What would you like to know
- Health insurance surcharges for high-income retirees can reduce income.
- With the right income withdrawal strategies, your clients can reduce their exposure to these charges.
- Roth IRAs, life insurance, and reverse mortgages can be invaluable tools.
Retirees are declaring bankruptcy at much higher rates today than in the past. In fact, the the bankruptcy rate for people aged 65 and over has increased by more than 200% from 1991 to today.
One of the main reasons for this increase in bankruptcies is the skyrocketing cost of medical care. Example: A 65-year-old couple retiring in 2021 will need $ 300,000 to cover their health care and medical costs throughout their retirement, according to the latest annual retiree health care from Fidelity Investments. estimated price.
Financial advisers should be aware of the long term risks that can arise from these health care costs and should be prepared with solutions. In addition, they need to understand how Medicare’s monthly income-related adjustment amount (IRMAA) can affect the financial security of retirees.
IRMAA is a means-tested program that was created in 2003 to help extend Medicare solvency by increasing the premium that some Medicare beneficiaries pay based on their income. Since 2003, the income brackets of the IRMAA, calculated from the modified adjusted gross income (MAGI) of the two previous years of a retiree, determine the increases paid by the highest incomes.
People who reported MAGIs of less than $ 85,000 and married couples jointly filing MAGIs who reported MAGIs of less than $ 170,000 in their 2019 returns pay the current Medicare Part B premium of 148. $ 50 per month.

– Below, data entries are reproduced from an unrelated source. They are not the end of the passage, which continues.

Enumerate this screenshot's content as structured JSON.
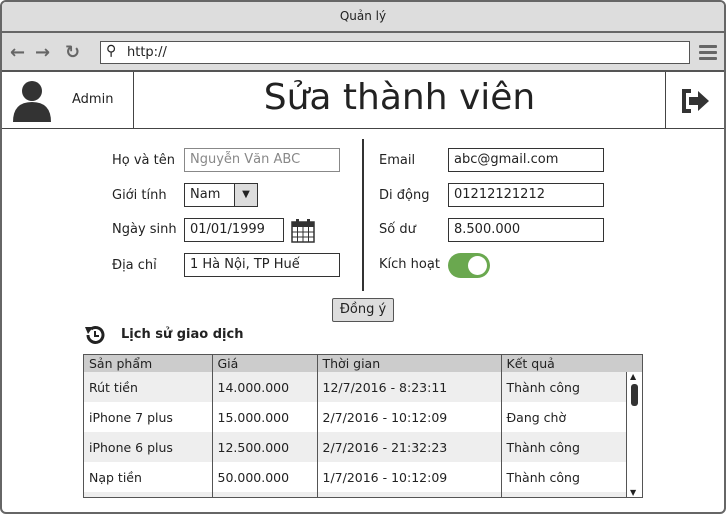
{
  "window": {
    "title": "Quản lý"
  },
  "browser": {
    "url": "http://"
  },
  "header": {
    "user": "Admin",
    "title": "Sửa thành viên"
  },
  "form": {
    "name_label": "Họ và tên",
    "name_placeholder": "Nguyễn Văn ABC",
    "gender_label": "Giới tính",
    "gender_value": "Nam",
    "dob_label": "Ngày sinh",
    "dob_value": "01/01/1999",
    "address_label": "Địa chỉ",
    "address_value": "1 Hà Nội, TP Huế",
    "email_label": "Email",
    "email_value": "abc@gmail.com",
    "phone_label": "Di động",
    "phone_value": "01212121212",
    "balance_label": "Số dư",
    "balance_value": "8.500.000",
    "active_label": "Kích hoạt",
    "active": true,
    "submit": "Đồng ý"
  },
  "history": {
    "title": "Lịch sử giao dịch",
    "columns": [
      "Sản phẩm",
      "Giá",
      "Thời gian",
      "Kết quả"
    ],
    "rows": [
      [
        "Rút tiền",
        "14.000.000",
        "12/7/2016 - 8:23:11",
        "Thành công"
      ],
      [
        "iPhone 7 plus",
        "15.000.000",
        "2/7/2016 - 10:12:09",
        "Đang chờ"
      ],
      [
        "iPhone 6 plus",
        "12.500.000",
        "2/7/2016 - 21:32:23",
        "Thành công"
      ],
      [
        "Nạp tiền",
        "50.000.000",
        "1/7/2016 - 10:12:09",
        "Thành công"
      ]
    ]
  },
  "colors": {
    "toggle_on": "#6aa84f",
    "chrome": "#dddddd"
  }
}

Individuals and couples reporting higher MAGIs in 2019 currently incur an IRMAA surtax on Parts B and D. These surcharges are assessed on five levels. At worst, if a single filer’s MAGI exceeds $ 500,000 and a couple’s MAGI exceeds $ 750,000, the surcharge would be more than double the basic Medicare premium. A person paying the premium plus the surcharge could pay more than three times the basic Medicare premium compared to those not affected by the IRMAA.
Indexed to the IPC-U
Fortunately, a law was passed in 2020 which resulted in the indexing of the IRMAA ranges to the Consumer Price Index for Urban Consumers (CPI-U). This means that a retiree will have to have a higher MAGI than in previous years to be subject to the surcharges. MAGIs for 2021 are $ 88,000 for single filers and $ 176,000 for joint filers.
But there are still a few subtle but important pitfalls advisers can help clients avoid when setting up retirement savings and retirement income distribution plans. These can be triggered by:
- Excessive spending at the start of retirement. Many retirees tend to spend more early in retirement when they are healthy, active, and ticking off items on their to-do list. Since IRMAA surcharges are calculated based on a two-year “look back” period for MAGI, clients may be affected by IRMAA surcharges even if their income drops significantly in the middle of their retirement.
- Start of minimum required distributions. Americans are required to make withdrawals from most retirement plans – with the exception of Roth IRAs – when they reach age 72. The withdrawal amount is based on the client’s remaining life expectancy as determined by the IRS Unified Table and the December 31 total. qualified account value.
The higher the value of the account at the end of the year, the higher the annual RMD. In the early years of MSY, the investment balance may grow faster than the percentage required by the MSY calculation, and therefore, as the MSY factor increases due to aging, it is applied to a value of d greater investment. This could catapult customers into a higher IRMAA range, resulting in higher premium surcharges.
6 strategies to avoid IRMAA problems
1. Do not assume that unqualified accounts should be used first in a liquidation order strategy.
A popular pre-retirement accumulation strategy is to defer taxes as long as possible. The assumption is that many people will be in a lower tax bracket upon retirement than they were when they were still working. Unfortunately, continuing to defer taxes on distributions from qualifying accounts (i.e. 401 (k) s, IRAs, 403 (b) s, 457s, etc.) after retirement by taking the income first. unqualified accounts, could result in the balance of the qualified account. (s) becoming so important that when the retiree turns 72 when they are required to start receiving distributions, the RMD not only taxes more income than the retiree wants or needs, but also moves them into an IRMAA supplement bracket on their Medicare premiums.
This could result in over $ 100,000 in future IRMAA charges which could be avoided with proper planning. There is no “rule of thumb” for which liquidation order works best for everyone. Avoidance of IRMAA is one factor that influences the wind-up order, but there are others that should be considered.
2. Consider Roth conversions.
A Roth conversion, in which all or part of the balance of an existing traditional IRA is converted to a Roth IRA, is another way to avoid ending up in higher IRMAA ranges.
This may result in paying more taxes and IRMAA surcharges for a short time now, but can avoid ongoing IRMAA surcharges later if the client is forced to collect more income due to higher RMD. Keep in mind that Medicare determines your IRMAA bracket by reviewing your tax return two years before the RMDs. If possible, complete your Roth conversions before the age of 69.
3. Use RMDs for charitable contributions.